Failure to conform domestic laws to the rules would subject countries to lawsuits before TPP tribunals empowered to authorize trade sanctions against member countries.  The leaked investment chapter also shows that the TPP would expand the parallel legal system included in NAFTA.  Called Investor-State Dispute Resolution, it empowers corporations to sue governments—outside their domestic court systems—over any action the corporations believe undermines their expected future profits or rights under the pact.  Three-person international tribunals of attorneys from the private sector would hear these cases.  The lawyers rotate between serving as “judges”—empowered to order governments to pay corporations unlimited amounts in fines—and representing the corporations that use this system to raid government treasuries.  The NAFTA version of this scheme has forced governments to pay more than $350 million to corporations after suits against toxic bans, land-use policies, forestry rules and more.

TPP negotiators representing the United States, Australia, New Zealand, Chile, Peru, Singapore, Malaysia, Vietnam and Brunei are now meeting in Leesburg, Va., through Sunday (tomorrow).  Representatives of Canada and Mexico will join the talks when they resume in December.

Negotiations for the Trans-Pacific Partnership began in 2005 among New Zealand, Vietnam and Chile, and Brunei joined in a few months later.  It seems odd that these four particular countries would find common cause.  I think it is likely that the Trans Pacific Partnership represents a corporate plan being pushed in many countries, and these four were the first to sign on.

President George W. Bush brought the United States into the TPP negotiations in mid-2008, and the other negotiating partners joined soon after.  My main objection to the TPP is not to the specifics of what is being discussed.  Reasonable people can differ as to how far copyright and drug patents should extend.  My objection is that these issues would be removed from the democratic process and given over to a body representing corporations with a vested interest.

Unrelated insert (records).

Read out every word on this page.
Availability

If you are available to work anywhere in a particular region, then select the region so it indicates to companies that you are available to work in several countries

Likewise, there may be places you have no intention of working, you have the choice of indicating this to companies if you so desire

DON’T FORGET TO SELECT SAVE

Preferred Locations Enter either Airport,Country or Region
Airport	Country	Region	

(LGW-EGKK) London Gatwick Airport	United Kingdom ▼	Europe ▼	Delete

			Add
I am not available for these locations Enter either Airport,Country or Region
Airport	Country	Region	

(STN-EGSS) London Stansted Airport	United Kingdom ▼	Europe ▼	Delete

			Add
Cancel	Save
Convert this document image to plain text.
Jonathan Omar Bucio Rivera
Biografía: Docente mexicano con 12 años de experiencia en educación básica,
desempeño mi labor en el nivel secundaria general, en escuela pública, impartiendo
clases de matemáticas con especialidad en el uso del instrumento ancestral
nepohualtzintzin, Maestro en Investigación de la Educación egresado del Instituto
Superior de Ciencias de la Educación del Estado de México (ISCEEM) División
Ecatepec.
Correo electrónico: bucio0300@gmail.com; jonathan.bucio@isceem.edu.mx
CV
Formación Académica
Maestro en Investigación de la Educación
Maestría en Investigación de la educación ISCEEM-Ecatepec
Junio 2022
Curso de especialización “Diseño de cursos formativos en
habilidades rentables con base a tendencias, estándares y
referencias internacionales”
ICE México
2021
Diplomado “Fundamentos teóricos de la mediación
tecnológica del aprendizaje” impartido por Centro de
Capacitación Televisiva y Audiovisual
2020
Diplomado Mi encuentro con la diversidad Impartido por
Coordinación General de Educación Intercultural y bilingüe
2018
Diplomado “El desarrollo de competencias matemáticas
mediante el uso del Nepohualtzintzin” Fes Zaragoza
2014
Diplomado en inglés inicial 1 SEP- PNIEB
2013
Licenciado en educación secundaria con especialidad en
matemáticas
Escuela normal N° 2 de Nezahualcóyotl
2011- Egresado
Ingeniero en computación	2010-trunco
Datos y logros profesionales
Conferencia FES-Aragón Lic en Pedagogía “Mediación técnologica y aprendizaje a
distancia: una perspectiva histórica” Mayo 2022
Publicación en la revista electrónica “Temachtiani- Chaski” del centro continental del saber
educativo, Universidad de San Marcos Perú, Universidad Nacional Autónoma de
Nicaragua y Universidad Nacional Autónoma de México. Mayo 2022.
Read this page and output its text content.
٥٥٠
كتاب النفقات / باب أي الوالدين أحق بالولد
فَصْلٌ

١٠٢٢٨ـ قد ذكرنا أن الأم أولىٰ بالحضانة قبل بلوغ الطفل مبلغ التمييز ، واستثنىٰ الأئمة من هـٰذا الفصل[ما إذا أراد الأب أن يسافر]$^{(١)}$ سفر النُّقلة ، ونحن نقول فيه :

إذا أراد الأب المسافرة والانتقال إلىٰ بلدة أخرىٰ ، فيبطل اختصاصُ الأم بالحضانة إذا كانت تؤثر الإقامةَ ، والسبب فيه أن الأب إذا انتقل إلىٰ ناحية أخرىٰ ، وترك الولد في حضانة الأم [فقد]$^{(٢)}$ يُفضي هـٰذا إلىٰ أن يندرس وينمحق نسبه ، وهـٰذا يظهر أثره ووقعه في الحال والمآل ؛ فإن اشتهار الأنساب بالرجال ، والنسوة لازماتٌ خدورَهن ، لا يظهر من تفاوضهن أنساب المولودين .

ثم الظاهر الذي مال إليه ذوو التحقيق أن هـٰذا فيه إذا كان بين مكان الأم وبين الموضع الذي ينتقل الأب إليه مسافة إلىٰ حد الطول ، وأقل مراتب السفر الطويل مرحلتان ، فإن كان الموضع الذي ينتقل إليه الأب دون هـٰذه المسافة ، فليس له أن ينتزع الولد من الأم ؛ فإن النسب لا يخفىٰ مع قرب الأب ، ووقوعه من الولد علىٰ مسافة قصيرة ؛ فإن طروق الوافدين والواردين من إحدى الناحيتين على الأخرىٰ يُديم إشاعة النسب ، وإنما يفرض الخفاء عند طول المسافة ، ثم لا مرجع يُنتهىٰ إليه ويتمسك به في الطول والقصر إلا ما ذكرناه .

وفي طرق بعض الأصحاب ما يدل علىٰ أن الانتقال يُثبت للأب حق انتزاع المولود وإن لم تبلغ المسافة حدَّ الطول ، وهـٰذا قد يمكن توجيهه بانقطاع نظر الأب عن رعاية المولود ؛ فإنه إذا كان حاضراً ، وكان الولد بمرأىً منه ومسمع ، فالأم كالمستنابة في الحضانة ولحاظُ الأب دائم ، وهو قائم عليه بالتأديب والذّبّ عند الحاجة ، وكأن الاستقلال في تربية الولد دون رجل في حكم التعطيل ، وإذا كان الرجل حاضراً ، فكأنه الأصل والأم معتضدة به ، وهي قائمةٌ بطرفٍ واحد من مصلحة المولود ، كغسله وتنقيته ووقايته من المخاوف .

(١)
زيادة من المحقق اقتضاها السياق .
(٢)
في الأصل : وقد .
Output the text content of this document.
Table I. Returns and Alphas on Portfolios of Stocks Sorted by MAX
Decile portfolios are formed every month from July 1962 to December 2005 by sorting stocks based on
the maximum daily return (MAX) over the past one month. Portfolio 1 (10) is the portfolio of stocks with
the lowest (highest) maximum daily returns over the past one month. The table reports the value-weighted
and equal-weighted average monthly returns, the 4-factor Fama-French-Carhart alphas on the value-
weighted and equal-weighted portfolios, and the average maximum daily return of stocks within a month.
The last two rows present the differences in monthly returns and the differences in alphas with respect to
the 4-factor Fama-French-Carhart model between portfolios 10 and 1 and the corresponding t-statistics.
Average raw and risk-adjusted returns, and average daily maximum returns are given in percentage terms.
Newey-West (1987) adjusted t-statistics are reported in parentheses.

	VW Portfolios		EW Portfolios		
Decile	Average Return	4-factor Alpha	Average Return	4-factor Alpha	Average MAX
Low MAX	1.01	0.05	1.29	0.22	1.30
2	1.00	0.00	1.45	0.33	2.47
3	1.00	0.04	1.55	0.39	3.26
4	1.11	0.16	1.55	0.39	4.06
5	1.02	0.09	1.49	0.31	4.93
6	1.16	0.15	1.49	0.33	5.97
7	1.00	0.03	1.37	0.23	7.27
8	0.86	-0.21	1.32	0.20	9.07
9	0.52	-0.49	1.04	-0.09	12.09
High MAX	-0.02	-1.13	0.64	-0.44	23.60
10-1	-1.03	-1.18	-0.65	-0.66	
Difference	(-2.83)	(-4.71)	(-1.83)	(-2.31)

Trade representative Ron Kirk said the reason for keeping secret the texts of the negotiating positions and the draft agreements is that revealing such information led to the defeat of the Free Trade Agreement of the Americas.  From the democratic perspective, that is precisely the information ought to be revealed.  As Lori Wallach said:

The goal was to complete the TPP this year. Thankfully, opposition by some countries to the most extreme corporate demands has slowed negotiations.  Australia has announced it will not submit to the parallel corporate court system, and it and New Zealand have rejected a US proposal to allow pharmaceutical companies to challenge their government medicine formularies’ pricing decisions, which have managed to keep their drug costs much lower than in the United States. Every country has rejected the US proposal to extend drug patent monopolies.  This text was leaked, allowing government health officials and activists in all the countries to fight back.  Many countries have also rejected a US proposal that would forbid countries from using capital controls, taxes or other macro-prudential measures to limit the destructive power of financial speculators.

However, we face a race against time—much of the TPP text has been agreed on. Will the banksters, Big Pharma, Big Oil, agribusiness, tobacco multinationals and the other usual suspects get away with this massive assault on democracy?  Will the public wake up to this threat and fight back, demanding either a fair deal or no deal?  The Doha Round of WTO expansion, the FTAA and other corporate attacks via “trade” agreements were successfully derailed when citizens around the world took action to hold their governments accountable. Certainly in an election year, we are well poised to turn around the TPP as well.

And, no, I don’t think Mitt Romney would be any better on the Trans-Pacific Partnership than Barack Obama is.  We Americans must look for redress to Congress and our constitutional system of checks and balances.